Despite the U.S. pressure, Pakistan has made clear it  won’t accept such a transit agreement, The Nation newspaper reported late last month, describing it as a  step to restore “some semblance of sovereignty”. Pakistani businessmen are also opposed to granting such rights to India, believing Indian goods will flood the Afghan market and eat into their share, the News said.

But can America be stopped ? As columnist Trudy Tubin points out, the Obama administration regards agriculture as its top non-security priority in Afghanistan. “Restoring the country’s once-vibrant agricultural sector would create jobs that undercut Taliban recruitment. It would give farmers an alternative to growing opium poppies and shrink the Taliban’s profit from the drug trade.”

 

Comments

As long as Pakistan remains stuck in a zero sum mindset, where any advantage to India to seen as a setback to Pakistan, there will not be agreement between the two countries on Afghanistan.

Posted by Mekeritrig | Report as abusive
 

Pakistan’s concerns are real. Even if we allow trucks to go through Pakistan to India, I wonder how many of them will be allowed through at their check points.

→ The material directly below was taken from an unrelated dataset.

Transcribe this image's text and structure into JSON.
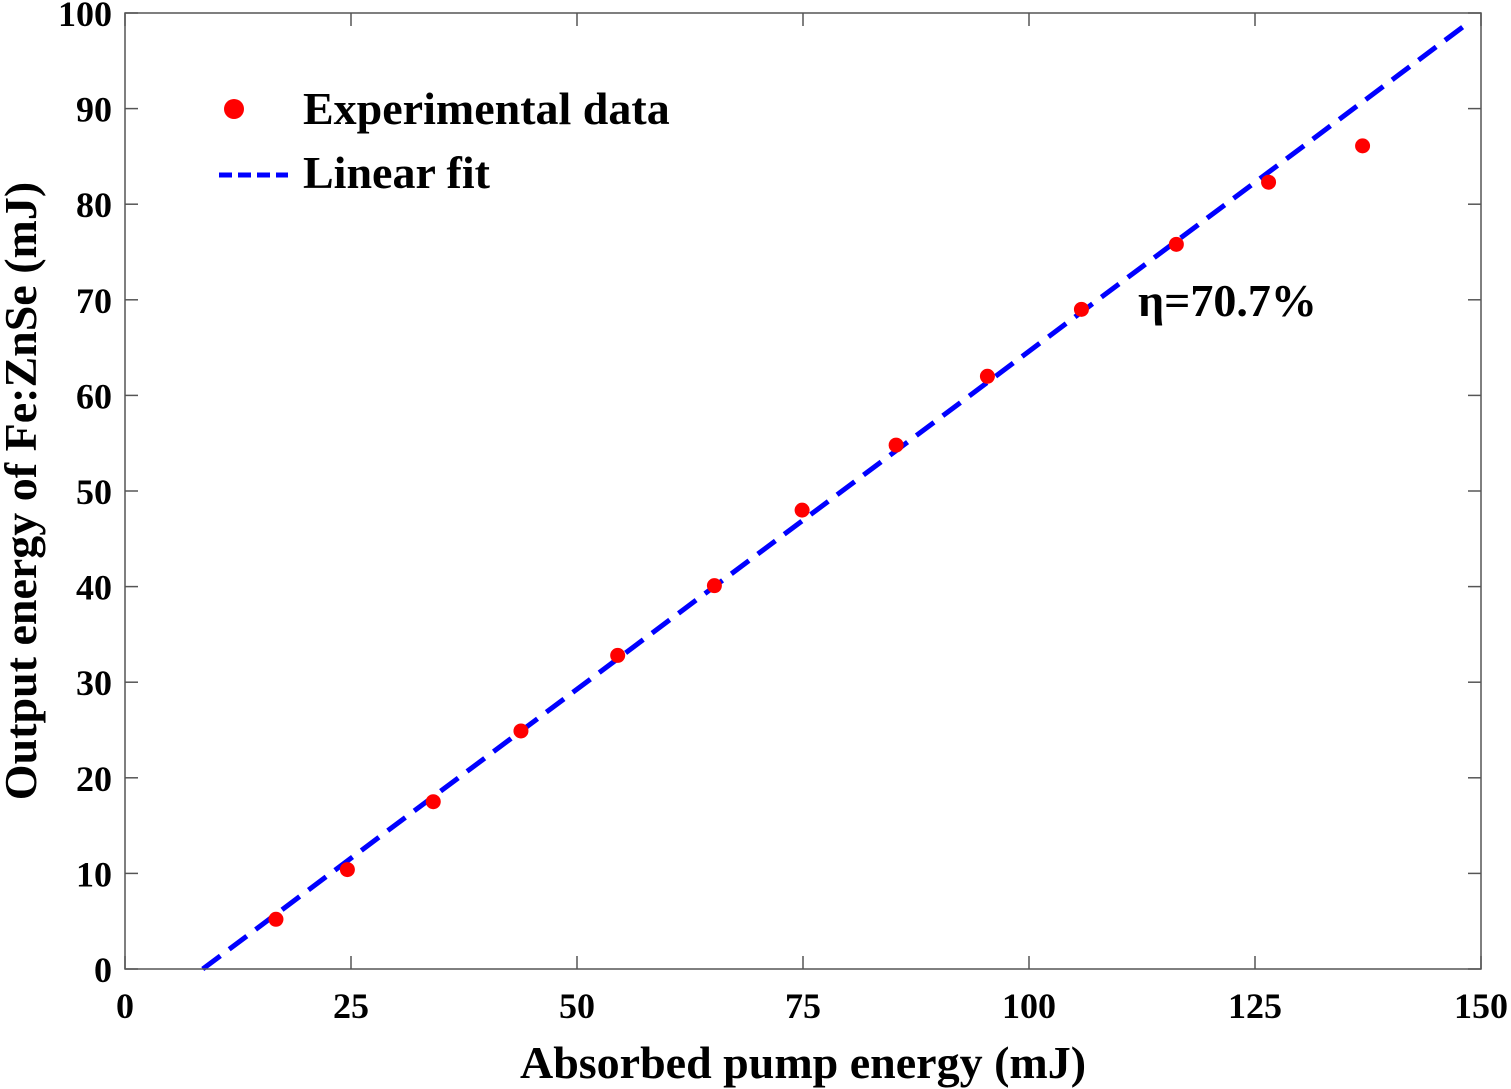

There will always be a fear of bombs placed inside the fruit bags.

If China begins to increase its activities inside Sri Lanka, Bangladesh and Burma I am sure Indians will be as concerned as we Pakistanis are about India’s encirclement.

 

I thought Afghan produce was allowed to pass through Pakistan to Indian, but Pakistan will not allow Indian goods to pass through to Afghanistan.

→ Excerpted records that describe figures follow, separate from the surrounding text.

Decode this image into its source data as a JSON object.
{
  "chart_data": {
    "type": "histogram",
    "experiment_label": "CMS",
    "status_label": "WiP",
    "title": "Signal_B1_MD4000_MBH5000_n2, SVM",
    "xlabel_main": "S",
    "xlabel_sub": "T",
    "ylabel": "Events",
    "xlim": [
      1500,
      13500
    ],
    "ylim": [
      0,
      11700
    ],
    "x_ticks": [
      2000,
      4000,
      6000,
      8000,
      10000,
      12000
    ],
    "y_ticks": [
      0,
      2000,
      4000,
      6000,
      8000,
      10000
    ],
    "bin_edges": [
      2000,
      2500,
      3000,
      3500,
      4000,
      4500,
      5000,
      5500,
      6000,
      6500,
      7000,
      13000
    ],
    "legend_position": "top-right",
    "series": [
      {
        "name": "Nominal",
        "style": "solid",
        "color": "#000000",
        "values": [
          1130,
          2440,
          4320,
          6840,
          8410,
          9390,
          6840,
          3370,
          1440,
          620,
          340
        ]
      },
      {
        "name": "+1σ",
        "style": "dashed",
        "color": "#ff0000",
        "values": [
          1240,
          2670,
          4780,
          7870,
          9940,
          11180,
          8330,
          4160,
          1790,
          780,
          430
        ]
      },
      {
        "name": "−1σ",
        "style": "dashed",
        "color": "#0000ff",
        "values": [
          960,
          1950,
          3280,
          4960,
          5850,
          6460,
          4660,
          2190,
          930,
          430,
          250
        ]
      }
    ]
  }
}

Posted by bulletfish | Report as abusive
 

Pakistani businessmen are also opposed to granting such rights to India, believing Indian goods will flood the Afghan market and eat into their share, the News said.

Huh? Pakistan had control over Afghanistan during the 1990s with their support for the Taliban regime in Kabul. Did Pakistani busnessmen make any money during this time.

If India is the best market for Afghan goods, then the Afghan people can (and will) sell them to India. If Pakistan can offer a better price let then make a bid.

Posted by bulletfish | Report as abusive
 

It would be far better for Afghanistan to export air freight its pomegranates,grapes and mellons directly to the European markets,instead of shipping it to India. The Pakistan Govt. should assist Afghanistan in this venture. India is already exporting its pomegranates and grapes to Europe. We in Europe do not need a middle man between the exporter and the importer.

Posted by rex minor | Report as abusive
 

A very limited amount of Afghan goods is allowed to go through Wagah into India, but what the Americans and Afghans are pushing for is a substantial step-up in such a movement of goods.